Ivermectin Oral Chewable Tablets 55 mcg or 165 mcg in cartons of 6 in 10 cartons per tray. Heartgard® for Cats (Merial); (Rx)
Ivermectin/Pyrantel Oral Tablets 68 mcg/57 mg, 136 mcg/114mg, 272 mcg/228 mg); Heartgard® Plus Chewables (Merial); Tri-Heart® Plus Chewable Tablets (Schering); (Rx). Approved for use in dogs.
Ivermectin 0.08% Oral Solution: in 960 ml and 4,800 ml containers. Approved for use in sheep. Slaughter withdrawal time = 11 days. Ivomec® Sheep Drench (Merial); (OTC)
Ivermectin 1.72 g Bolus. Approved for use in cattle (not female dairy cattle of breeding age). Slaughter withdrawal time = 180 days. No milk withdrawal time has been established. Ivomec® SR Bolus (Merial); (OTC)

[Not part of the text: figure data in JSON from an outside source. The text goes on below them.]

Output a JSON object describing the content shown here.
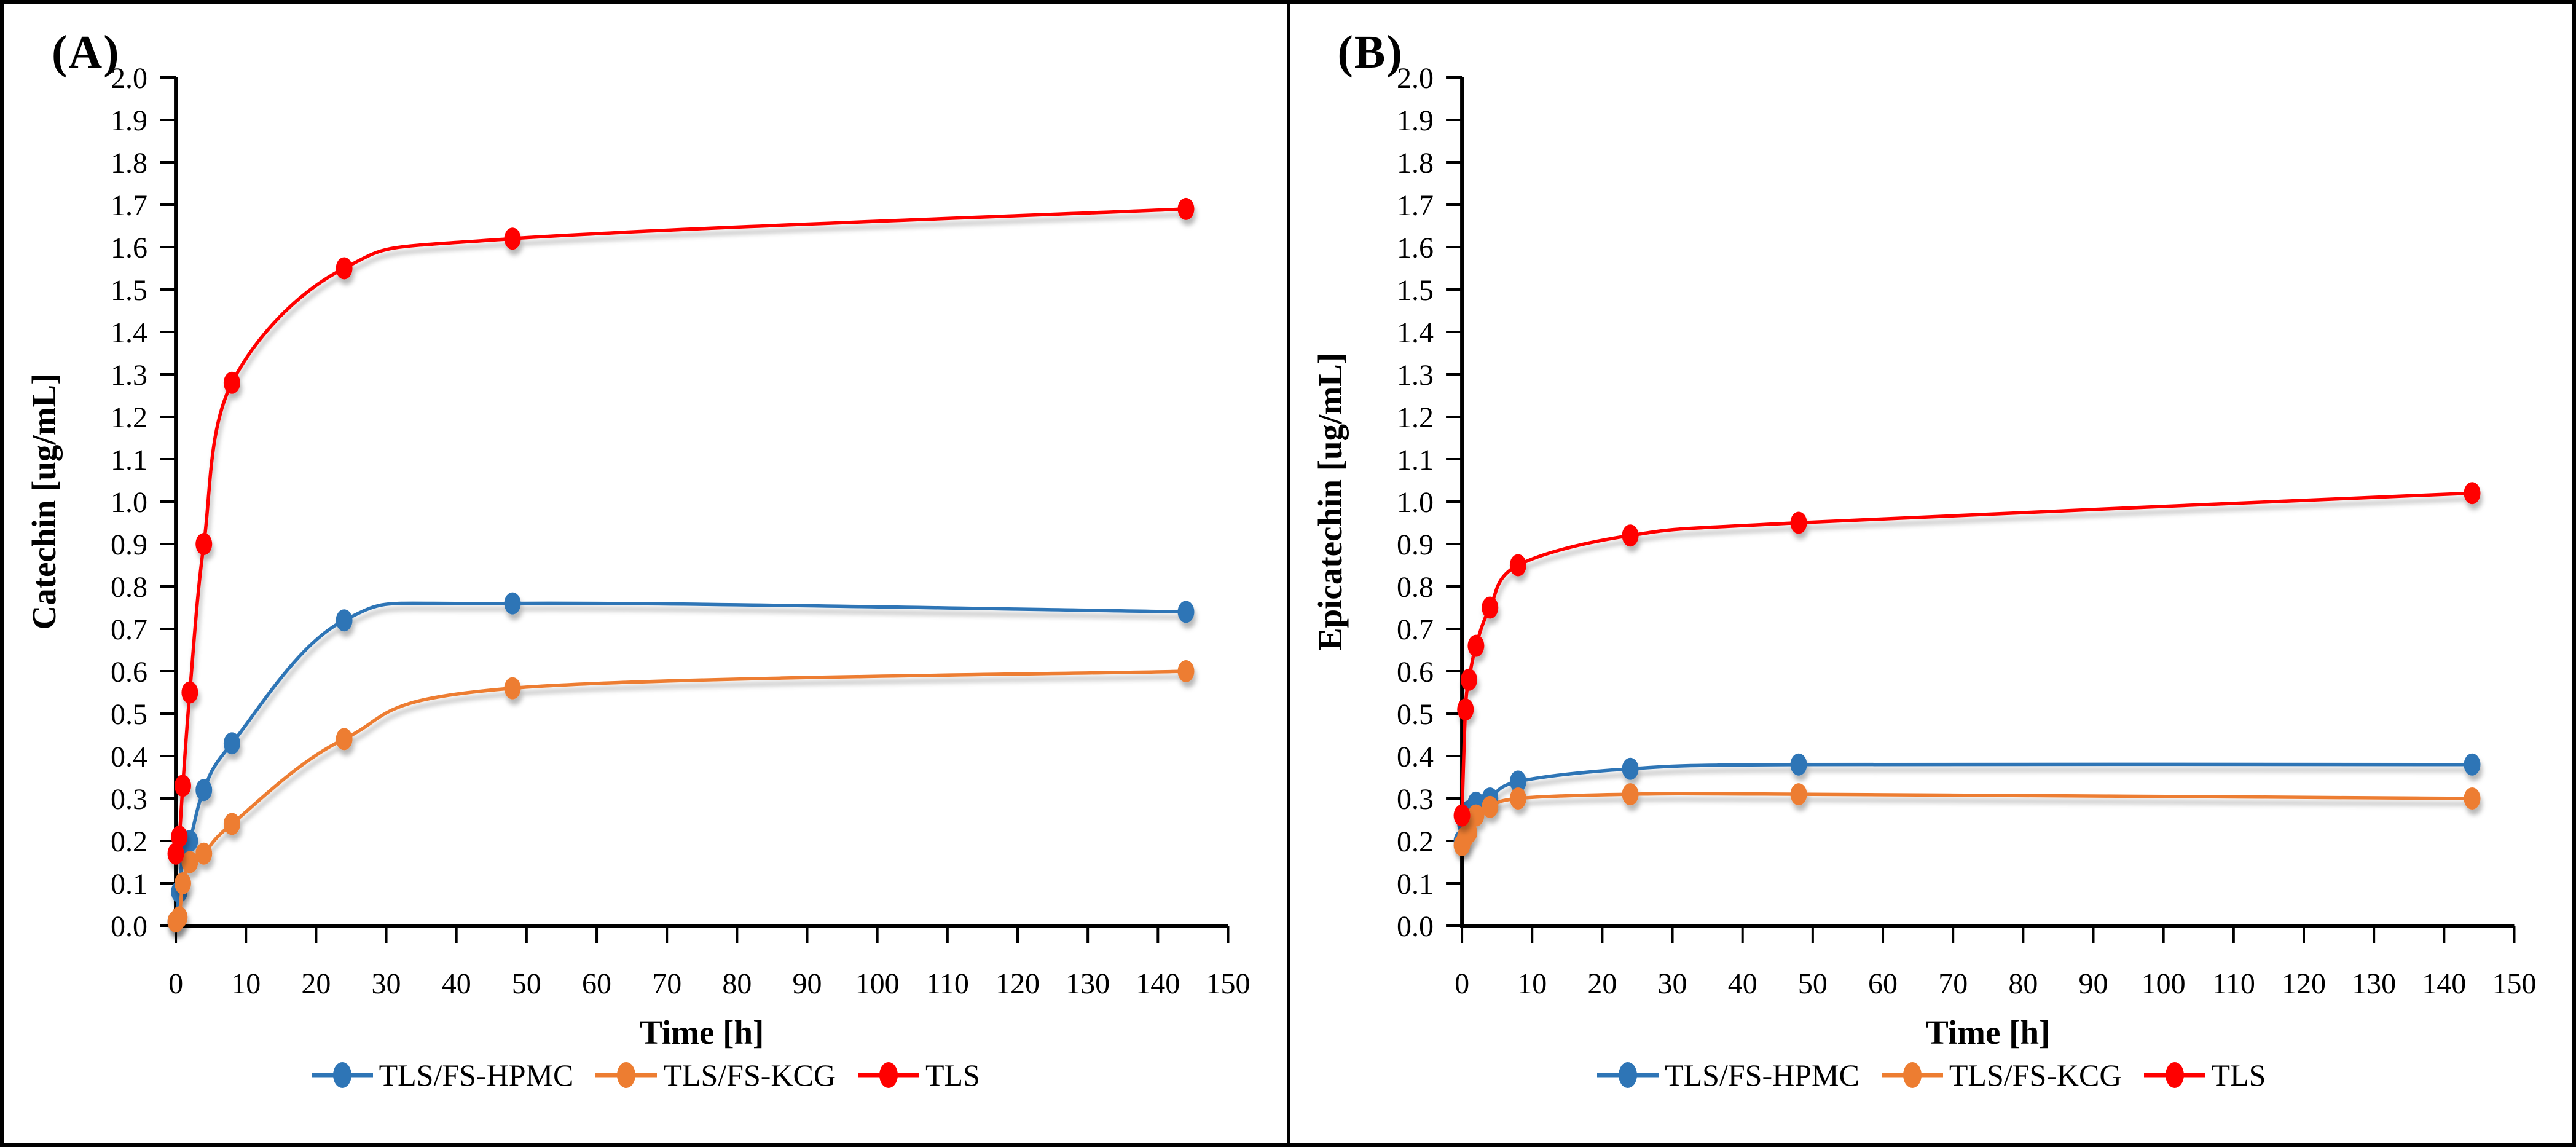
{
  "figure": {
    "panels": [
      {
        "label": "(A)"
      },
      {
        "label": "(B)"
      }
    ]
  },
  "colors": {
    "hpmc_blue": "#2E75B6",
    "kcg_orange": "#ED7D31",
    "tls_red": "#FF0000",
    "axis_black": "#000000",
    "background": "#FFFFFF"
  },
  "chart_data": [
    {
      "type": "line",
      "title": "(A)",
      "xlabel": "Time [h]",
      "ylabel": "Catechin [ug/mL]",
      "xlim": [
        0,
        150
      ],
      "ylim": [
        0.0,
        2.0
      ],
      "xtick_step": 10,
      "ytick_step": 0.1,
      "grid": false,
      "legend_position": "bottom",
      "x": [
        0,
        0.5,
        1,
        2,
        4,
        8,
        24,
        48,
        144
      ],
      "series": [
        {
          "name": "TLS/FS-HPMC",
          "color": "#2E75B6",
          "values": [
            0.01,
            0.08,
            0.17,
            0.2,
            0.32,
            0.43,
            0.72,
            0.76,
            0.74
          ]
        },
        {
          "name": "TLS/FS-KCG",
          "color": "#ED7D31",
          "values": [
            0.01,
            0.02,
            0.1,
            0.15,
            0.17,
            0.24,
            0.44,
            0.56,
            0.6
          ]
        },
        {
          "name": "TLS",
          "color": "#FF0000",
          "values": [
            0.17,
            0.21,
            0.33,
            0.55,
            0.9,
            1.28,
            1.55,
            1.62,
            1.69
          ]
        }
      ]
    },
    {
      "type": "line",
      "title": "(B)",
      "xlabel": "Time [h]",
      "ylabel": "Epicatechin [ug/mL]",
      "xlim": [
        0,
        150
      ],
      "ylim": [
        0.0,
        2.0
      ],
      "xtick_step": 10,
      "ytick_step": 0.1,
      "grid": false,
      "legend_position": "bottom",
      "x": [
        0,
        0.5,
        1,
        2,
        4,
        8,
        24,
        48,
        144
      ],
      "series": [
        {
          "name": "TLS/FS-HPMC",
          "color": "#2E75B6",
          "values": [
            0.2,
            0.24,
            0.27,
            0.29,
            0.3,
            0.34,
            0.37,
            0.38,
            0.38
          ]
        },
        {
          "name": "TLS/FS-KCG",
          "color": "#ED7D31",
          "values": [
            0.19,
            0.21,
            0.22,
            0.26,
            0.28,
            0.3,
            0.31,
            0.31,
            0.3
          ]
        },
        {
          "name": "TLS",
          "color": "#FF0000",
          "values": [
            0.26,
            0.51,
            0.58,
            0.66,
            0.75,
            0.85,
            0.92,
            0.95,
            1.02
          ]
        }
      ]
    }
  ]
}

Ivermectin Medicated feeds: Ivomec® Premix for Swine Type A Medicated Article (Merial) 0.6% in 50 lb. Ivomec® Premix for Swine Type C Medicated Feed 0.02% (Merial) in 20 lb one-ton bag and 40 lb two-ton bag, Ivomec® Premix for Swine Type C medicated feed 0.1% (Merial) in 20 lb one-ton bag. Approved for use in swine. Slaughter withdrawal = 5 days
Ivermectin Topical Parasiticide Pour-on for Cattle; 5 mg/ml 250 ml, 500 ml, 1 liter and 1 gallon bottles. Approved for use in cattle (not female dairy cattle of breeding age). Slaughter withdrawal time = 48 days, milk withdrawal has not been established. Amtech Phoenectin® Pour-on for Cattle (Phoenix Scientific), Bimectin® Pour-On (Bimeda), Ivercide® Pour-On for Cattle (Phoenix Pharmaceutical), Ivermectin® Pour-On (Aspen, Durvet), Ivomec® Eprinex® Pour-on for Beef and Dairy Cattle and Ivomec® Pour-on for Cattle (Merial), Prozap®Ivermectin Pour-on (Loveland), Top Line® (AgriLabs), Ultramectrin® Pour-On (RXV); (OTC)
Ivermectin Tablets: 3 mg and 6 mg; Stromectol® (Merck); (Rx)
Ivermectinmay also be known by the following trade names: Mectizan®, Revectina®, and Securo®.